If you have an attitude of wanting to achieve something, or change something within the mind, this will prevent meditation and result instead in mental conflict and tension.  For example, many people think that the purpose of meditation is to make the mind go blank, or to stop thought, or in some way control or manipulate inner mental or emotional processes.  They thus sit down expecting to be able to do this rather like King Canute sitting enthroned on the seashore ordering the tides back.  The result is the same – instead of leading to inner peace, this attitude will cause a build-up of tension and suppressed emotional energy which will eventually burst upon consciousness and cause confusion.

Another important thing in meditation is an attitude of self-acceptance.  This begins with the mind;  learning to accept everything that is happening within the mind – all the thoughts, all the feelings, whatever – and coming to terms with it.  Any attitude of wanting to change or manipulate the mind, or enforce a different mind state constitutes non-acceptance and will lead to trouble.  This makes sense if you think about it.

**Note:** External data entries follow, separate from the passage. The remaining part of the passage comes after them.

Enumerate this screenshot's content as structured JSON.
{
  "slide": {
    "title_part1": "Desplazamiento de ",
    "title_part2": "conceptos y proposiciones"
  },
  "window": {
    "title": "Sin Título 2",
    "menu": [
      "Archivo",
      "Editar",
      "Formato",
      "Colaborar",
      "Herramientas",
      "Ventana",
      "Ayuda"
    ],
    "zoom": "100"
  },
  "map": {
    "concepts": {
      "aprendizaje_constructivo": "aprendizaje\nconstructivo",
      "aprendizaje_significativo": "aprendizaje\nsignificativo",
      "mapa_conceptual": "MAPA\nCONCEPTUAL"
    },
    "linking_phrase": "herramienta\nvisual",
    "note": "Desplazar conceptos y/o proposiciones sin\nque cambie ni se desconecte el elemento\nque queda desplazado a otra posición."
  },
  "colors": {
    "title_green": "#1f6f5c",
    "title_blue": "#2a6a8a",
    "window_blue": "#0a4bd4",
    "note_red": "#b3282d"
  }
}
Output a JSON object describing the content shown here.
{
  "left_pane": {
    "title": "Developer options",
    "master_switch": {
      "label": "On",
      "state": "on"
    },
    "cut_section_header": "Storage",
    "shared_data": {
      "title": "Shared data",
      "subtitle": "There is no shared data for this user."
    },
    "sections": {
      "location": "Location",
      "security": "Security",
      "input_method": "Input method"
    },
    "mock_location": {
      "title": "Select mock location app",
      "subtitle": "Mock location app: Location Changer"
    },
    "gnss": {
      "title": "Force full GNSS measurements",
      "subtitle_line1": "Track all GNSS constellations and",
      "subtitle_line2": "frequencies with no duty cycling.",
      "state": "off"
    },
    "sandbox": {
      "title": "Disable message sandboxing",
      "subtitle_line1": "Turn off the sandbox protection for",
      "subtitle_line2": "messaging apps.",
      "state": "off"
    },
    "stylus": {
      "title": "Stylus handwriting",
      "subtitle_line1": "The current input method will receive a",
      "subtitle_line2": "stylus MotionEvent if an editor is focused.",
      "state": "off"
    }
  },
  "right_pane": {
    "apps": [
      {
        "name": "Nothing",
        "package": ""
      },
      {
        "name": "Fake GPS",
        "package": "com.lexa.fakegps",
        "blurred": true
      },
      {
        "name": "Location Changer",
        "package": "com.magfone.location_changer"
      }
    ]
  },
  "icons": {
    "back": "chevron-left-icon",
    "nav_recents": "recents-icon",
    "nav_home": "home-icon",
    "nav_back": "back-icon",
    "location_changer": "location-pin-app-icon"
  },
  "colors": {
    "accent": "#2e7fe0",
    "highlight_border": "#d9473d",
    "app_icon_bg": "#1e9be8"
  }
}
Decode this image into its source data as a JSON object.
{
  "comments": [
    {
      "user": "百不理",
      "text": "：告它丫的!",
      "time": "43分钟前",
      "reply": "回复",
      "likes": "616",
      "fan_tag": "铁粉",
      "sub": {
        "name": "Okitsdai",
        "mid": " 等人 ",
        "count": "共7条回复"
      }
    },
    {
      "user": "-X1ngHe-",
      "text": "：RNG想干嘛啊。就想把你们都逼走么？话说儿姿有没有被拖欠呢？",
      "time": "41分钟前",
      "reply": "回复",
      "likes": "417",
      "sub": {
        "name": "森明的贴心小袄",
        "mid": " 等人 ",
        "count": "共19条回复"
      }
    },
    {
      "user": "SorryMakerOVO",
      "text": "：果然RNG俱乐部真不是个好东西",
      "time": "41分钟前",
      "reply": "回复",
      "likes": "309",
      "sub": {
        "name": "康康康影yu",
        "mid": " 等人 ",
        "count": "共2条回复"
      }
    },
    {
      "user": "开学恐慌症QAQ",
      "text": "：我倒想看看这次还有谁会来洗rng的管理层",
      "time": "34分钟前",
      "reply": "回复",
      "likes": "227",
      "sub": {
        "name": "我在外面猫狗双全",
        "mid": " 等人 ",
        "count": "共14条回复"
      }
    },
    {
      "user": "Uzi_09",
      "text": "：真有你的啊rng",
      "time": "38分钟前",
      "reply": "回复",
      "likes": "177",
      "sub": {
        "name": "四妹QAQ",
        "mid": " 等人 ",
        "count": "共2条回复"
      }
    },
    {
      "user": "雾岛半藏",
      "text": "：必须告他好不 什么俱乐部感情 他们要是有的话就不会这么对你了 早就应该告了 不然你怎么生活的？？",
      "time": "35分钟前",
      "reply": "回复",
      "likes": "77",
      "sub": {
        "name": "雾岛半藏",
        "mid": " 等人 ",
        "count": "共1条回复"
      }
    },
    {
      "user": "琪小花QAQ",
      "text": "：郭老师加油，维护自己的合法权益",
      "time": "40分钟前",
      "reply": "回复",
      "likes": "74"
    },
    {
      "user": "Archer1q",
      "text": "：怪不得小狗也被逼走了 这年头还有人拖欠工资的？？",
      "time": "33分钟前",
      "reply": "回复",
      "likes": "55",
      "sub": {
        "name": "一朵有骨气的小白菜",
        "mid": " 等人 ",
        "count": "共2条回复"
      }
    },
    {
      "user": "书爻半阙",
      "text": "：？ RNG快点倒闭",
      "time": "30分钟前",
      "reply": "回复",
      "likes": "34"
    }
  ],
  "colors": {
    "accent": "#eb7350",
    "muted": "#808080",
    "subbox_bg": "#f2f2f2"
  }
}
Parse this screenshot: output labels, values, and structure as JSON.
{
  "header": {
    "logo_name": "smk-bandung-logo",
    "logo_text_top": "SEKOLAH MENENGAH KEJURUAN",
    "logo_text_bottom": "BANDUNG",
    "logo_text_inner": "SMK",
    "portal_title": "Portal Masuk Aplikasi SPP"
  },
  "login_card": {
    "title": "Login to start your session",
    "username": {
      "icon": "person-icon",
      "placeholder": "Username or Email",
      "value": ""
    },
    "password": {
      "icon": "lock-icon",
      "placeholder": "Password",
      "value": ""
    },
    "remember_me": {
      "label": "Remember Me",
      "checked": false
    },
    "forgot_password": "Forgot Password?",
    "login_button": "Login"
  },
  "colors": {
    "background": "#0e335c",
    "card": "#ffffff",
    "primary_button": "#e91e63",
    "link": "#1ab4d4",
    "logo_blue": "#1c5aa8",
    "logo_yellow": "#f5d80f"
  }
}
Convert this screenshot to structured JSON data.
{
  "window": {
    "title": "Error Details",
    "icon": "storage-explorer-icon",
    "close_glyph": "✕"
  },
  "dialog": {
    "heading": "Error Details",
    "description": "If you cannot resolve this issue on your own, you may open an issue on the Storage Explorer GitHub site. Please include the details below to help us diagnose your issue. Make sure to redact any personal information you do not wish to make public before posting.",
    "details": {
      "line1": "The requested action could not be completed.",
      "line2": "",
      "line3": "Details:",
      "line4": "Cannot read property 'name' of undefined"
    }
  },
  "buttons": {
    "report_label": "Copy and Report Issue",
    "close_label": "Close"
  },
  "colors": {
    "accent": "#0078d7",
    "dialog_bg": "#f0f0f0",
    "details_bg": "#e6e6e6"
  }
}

People often misunderstand acceptance and think it implies approval or endorsement of  negative mind states.  We grow up thinking that these states are unacceptable or dangerous.  Normally the solution to this quandary is to ignore them and pretend they are not there, even to the point of denying their very existence.  We do this with all our negative “unacceptable” thoughts and feelings, following some irrational belief that if we do this long enough, hard enough, they will go away. 

That is not the way things happen.  This attitude produces nothing but inner conflict, chronic tension, anxiety, fear, neurosis, physical illness and eventually insanity.  These negative states will not go away until we do something about them.